In reply to: Tom Lane (#14)

5 attachment(s)

Re: initdb / bootstrap design

Hi,

On 2022-02-19 20:46:26 -0500, Tom Lane wrote:

I tried it like that (full patch attached) and the results are intensely
disappointing. On my Mac laptop, the time needed for 50 iterations of
initdb drops from 16.8 sec to 16.75 sec.

Hm. I'd hoped for at least a little bit bigger win. But I think it enables
more, see below:

Not sure that this is worth pursuing any further.

I experimented with moving all the bootstrapping into --boot mode and got it
working. Albeit definitely with a few hacks (more below).

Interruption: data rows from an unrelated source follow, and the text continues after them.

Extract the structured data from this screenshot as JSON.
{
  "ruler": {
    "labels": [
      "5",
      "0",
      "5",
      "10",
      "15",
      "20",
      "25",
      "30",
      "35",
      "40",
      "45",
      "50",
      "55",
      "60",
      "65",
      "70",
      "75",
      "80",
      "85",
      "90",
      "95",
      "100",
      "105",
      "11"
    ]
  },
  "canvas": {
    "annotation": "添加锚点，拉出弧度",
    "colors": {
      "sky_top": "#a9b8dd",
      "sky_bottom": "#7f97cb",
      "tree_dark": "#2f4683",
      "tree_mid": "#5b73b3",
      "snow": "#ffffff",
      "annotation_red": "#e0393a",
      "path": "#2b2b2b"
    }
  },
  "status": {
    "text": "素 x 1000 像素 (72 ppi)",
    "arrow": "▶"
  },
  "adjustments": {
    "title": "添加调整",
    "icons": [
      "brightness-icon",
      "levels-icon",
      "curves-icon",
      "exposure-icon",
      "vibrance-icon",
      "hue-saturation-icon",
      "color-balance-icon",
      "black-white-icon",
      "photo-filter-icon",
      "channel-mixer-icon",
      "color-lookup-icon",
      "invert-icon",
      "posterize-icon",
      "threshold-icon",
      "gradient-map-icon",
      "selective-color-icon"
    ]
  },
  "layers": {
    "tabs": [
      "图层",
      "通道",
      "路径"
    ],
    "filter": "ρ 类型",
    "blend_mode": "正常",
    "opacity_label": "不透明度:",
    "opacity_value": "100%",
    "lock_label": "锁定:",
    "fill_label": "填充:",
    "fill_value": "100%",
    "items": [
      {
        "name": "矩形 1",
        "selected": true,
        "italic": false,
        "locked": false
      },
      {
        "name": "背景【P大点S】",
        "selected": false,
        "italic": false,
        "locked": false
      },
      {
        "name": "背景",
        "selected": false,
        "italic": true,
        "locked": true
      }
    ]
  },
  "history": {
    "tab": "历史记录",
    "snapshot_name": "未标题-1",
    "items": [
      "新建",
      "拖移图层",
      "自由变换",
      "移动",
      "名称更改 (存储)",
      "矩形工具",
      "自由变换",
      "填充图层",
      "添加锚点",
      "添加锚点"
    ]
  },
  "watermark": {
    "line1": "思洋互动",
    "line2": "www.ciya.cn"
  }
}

While I had hoped for a bit more of a win, it's IMO a nice improvement.
Executing 10 initdb -N --wal-segsize 1 in a loop:

HEAD:

assert:
8.06user 1.17system 0:09.25elapsed 99%CPU (0avgtext+0avgdata 91724maxresident)k
0inputs+549280outputs (40major+99824minor)pagefaults 0swaps

opt:
2.89user 0.99system 0:04.81elapsed 80%CPU (0avgtext+0avgdata 88864maxresident)k
0inputs+549280outputs (40major+99792minor)pagefaults 0swaps

default to lz4:

assert:
7.61user 1.03system 0:08.69elapsed 99%CPU (0avgtext+0avgdata 91508maxresident)k
0inputs+546400outputs (42major+99551minor)pagefaults 0swaps

opt:
2.55user 0.94system 0:03.49elapsed 99%CPU (0avgtext+0avgdata 88816maxresident)k
0inputs+546400outputs (40major+99551minor)pagefaults 0swaps

bootstrap replace:

assert:
7.42user 1.00system 0:08.52elapsed 98%CPU (0avgtext+0avgdata 91656maxresident)k
0inputs+546400outputs (40major+97737minor)pagefaults 0swaps

opt:
2.49user 0.98system 0:03.49elapsed 99%CPU (0avgtext+0avgdata 88700maxresident)k
0inputs+546400outputs (40major+97728minor)pagefaults 0swaps

everything in bootstrap:

assert:
6.31user 0.94system 0:07.35elapsed 98%CPU (0avgtext+0avgdata 97812maxresident)k
0inputs+547360outputs (30major+88617minor)pagefaults 0swaps

opt:
2.42user 0.85system 0:03.28elapsed 99%CPU (0avgtext+0avgdata 94572maxresident)k
0inputs+547360outputs (30major+83712minor)pagefaults 0swaps

optimize WAL in bootstrap:
assert:
6.26user 0.96system 0:07.29elapsed 99%CPU (0avgtext+0avgdata 97844maxresident)k
0inputs+547360outputs (30major+88586minor)pagefaults 0swaps

opt:
2.43user 0.80system 0:03.24elapsed 99%CPU (0avgtext+0avgdata 94436maxresident)k
0inputs+547360outputs (30major+83664minor)pagefaults 0swaps

remote isatty in bootstrap:

assert:
6.15user 0.83system 0:06.99elapsed 99%CPU (0avgtext+0avgdata 97832maxresident)k
0inputs+465120outputs (30major+88559minor)pagefaults 0swaps

opt:
2.28user 0.85system 0:03.14elapsed 99%CPU (0avgtext+0avgdata 94604maxresident)k
0inputs+465120outputs (30major+83728minor)pagefaults 0swaps

That's IMO not bad.

On windows I see a higher gains, which makes sense, because filesystem IO is
slower. Freebsd as well, but the variance is oddly high, so I might be doing
something wrong.

The main reason I like this however isn't the speedup itself, but that after
this initdb doesn't depend on single user mode at all anymore.

About the prototype:

- Most of the bootstrap SQL is executed from bootstrap.c itself. But some
still comes from the client. E.g. password, a few information_schema
details and the database / authid changes.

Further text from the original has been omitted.